Postcard as a metaphor of life
October is what I would call my spirit month! The sun is balmy, the breeze cool. The crisp mornings lend you early apricity, and even as the afternoon scorches, the saptaparni-laden evenings bring in a calm that beats even the onset of pollution in Delhi. I would collect the shiuli flowers that line the lanes of my neighbourhood, arrange them into fractals, or floating arrangements, or just randomly infuse them in various rooms. After losing my father last year, October lost its charm for me.
I woke up this first day of October hoping to bring back some tradition, for even if the heart is heavy, shiuli may be a balm. I walked through my neighbourhood and returned disheartened with the realisation that the shiuli trees are yet to bloom. But the day definitely had other plans. I read a message mentioning that October 1 is World Postcard Day! I never knew about such a day.
In October 1869, Austria issued the first official postal card. The World Postcard Day was first observed in 2020 to celebrate the postcard and the connections it brings. I immediately went back to the very first time I saw postcards — my grandparents’ postcards to their children and their family, which were carefully preserved, like a family treasure.

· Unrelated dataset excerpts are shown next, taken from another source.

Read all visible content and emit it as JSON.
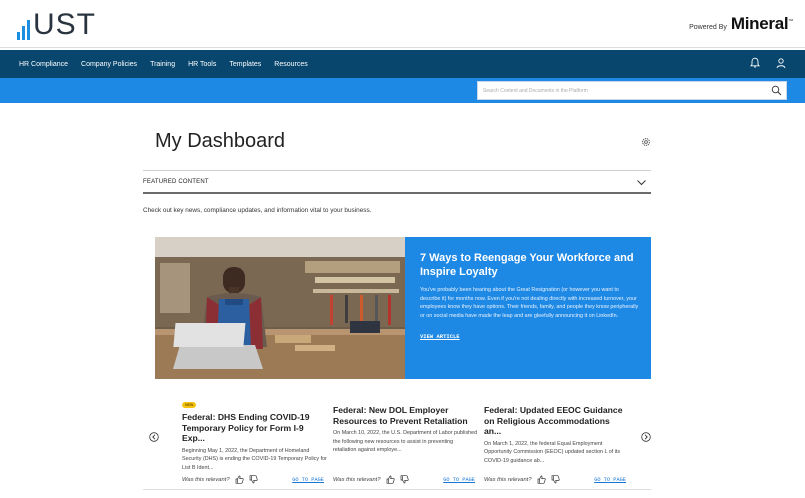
{
  "brand": {
    "logo_text": "UST",
    "powered_by": "Powered By",
    "partner": "Mineral",
    "partner_mark": "™"
  },
  "nav": {
    "items": [
      "HR Compliance",
      "Company Policies",
      "Training",
      "HR Tools",
      "Templates",
      "Resources"
    ],
    "icons": [
      "bell-icon",
      "user-icon"
    ]
  },
  "search": {
    "placeholder": "Search Content and Documents in the Platform"
  },
  "dashboard": {
    "title": "My Dashboard"
  },
  "featured": {
    "label": "FEATURED CONTENT",
    "intro": "Check out key news, compliance updates, and information vital to your business."
  },
  "hero": {
    "title": "7 Ways to Reengage Your Workforce and Inspire Loyalty",
    "body": "You've probably been hearing about the Great Resignation (or however you want to describe it) for months now. Even if you're not dealing directly with increased turnover, your employees know they have options. Their friends, family, and people they know peripherally or on social media have made the leap and are gleefully announcing it on LinkedIn.",
    "link": "VIEW ARTICLE"
  },
  "cards": [
    {
      "badge": "NEW",
      "title": "Federal: DHS Ending COVID-19 Temporary Policy for Form I-9 Exp...",
      "body": "Beginning May 1, 2022, the Department of Homeland Security (DHS) is ending the COVID-19 Temporary Policy for List B Ident...",
      "relevant": "Was this relevant?",
      "link": "GO TO PAGE"
    },
    {
      "title": "Federal: New DOL Employer Resources to Prevent Retaliation",
      "body": "On March 10, 2022, the U.S. Department of Labor published the following new resources to assist in preventing retaliation against employe...",
      "relevant": "Was this relevant?",
      "link": "GO TO PAGE"
    },
    {
      "title": "Federal: Updated EEOC Guidance on Religious Accommodations an...",
      "body": "On March 1, 2022, the federal Equal Employment Opportunity Commission (EEOC) updated section L of its COVID-19 guidance ab...",
      "relevant": "Was this relevant?",
      "link": "GO TO PAGE"
    }
  ],
  "colors": {
    "nav": "#08466e",
    "accent": "#1e88e5",
    "badge": "#f4c40f",
    "link": "#1976d2"
  }
}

As someone who lost her grandfather as a kid, those postcards carried remnants of his persona — his writing style, the pen he used, the emotions that oozed out of the yellow cards. And what a bonanza if it was a picture postcard! As a child, it was extremely fascinating looking at places through pictures, pictures that were perfect.
I grew up in a home of letters and books, so much so that the idea of weekends for me and my sister was finding nooks to snuggle in and read or write. I saw my handwriting evolve, from the very schooled cursive to what I now feel is the expression of my soul. The ink did not really evolve, for our mother always told us the power is in the pen, not in the ink. The effort then became to infuse our words with an emotion so powerful that the ink is the intangible.
All along, the humble yellow postcards occupied a greater space in the study, and in the suitcases while travelling. While on Bharat Darshan (as part of my job training), I carried my postcards everywhere, my eyes scouting for unique post offices which may lend some ink (their rubber stamps) on my postcards and I posted them to friends and family dutifully. I still remember the excitement of looking for a post office near Nathu La, or Lakshadweep, and then the long wait in anticipation till the postcard reached my loved ones.
But what makes a postcard so unique? For me, it is a metaphor for how I see life. What you write on it is visible to everyone, but understood by only those who matter (the intended recipient). A handwritten letter does not give this privilege; it is like a confidential slice out of life, to be shared only in whispers. A postcard is an expression that two people share — seen by many, understood by few. This is how our lives are, in the public gaze, but extremely intimate, for the journey of our souls is all but invisible to all, except a few.
The postcard is a blank slate, like life. You draw, paint or scribble on the canvas of life the way you want, but there are limitations. Likewise, the postcard gives me one side, or if I’m lucky, a one-and-a-half side, nothing more, and the freedom to paint my canvas.
The postcard carries the imprints of all those who it meets on its journey, from the rusted postbox to the postmasters to the recesses where it might have receded in its journey, till it reaches the one it is meant for.
I see my life, too, as having the imprints of all those who moulded me, those who met me, even silent spectators who imparted their experiences to me. This is my unique stratigraphy of life, and even for my postcard, for when it reaches me, it carries not only the sender but also all those who it met. Some postcards get lost en route, like relationships in life. The loose ends and lost postcards are also treasures, for losing is not always bad, sometimes it means letting go.
Some postcards are written and never posted, like emotions that reach a crescendo only to be whisked away, and it is also the unsaid that defines us in life, for not every thought is meant for others, some are for us, just for us.
And finally, the humble traditional postcard in India being yellow, seems like a beautiful coincidence. The colour yellow is both joy and malady and everything in between. It depends on how you see it, which colour your lens reflects and which it absorbs. Same with life, isn’t it? If you’re waiting, please post the postcard. If nothing else, it may just be a catharsis!
And thus, for me, this October, painful in grief as it is, gave me a gift other than shiuli too, a day to remember my postcards.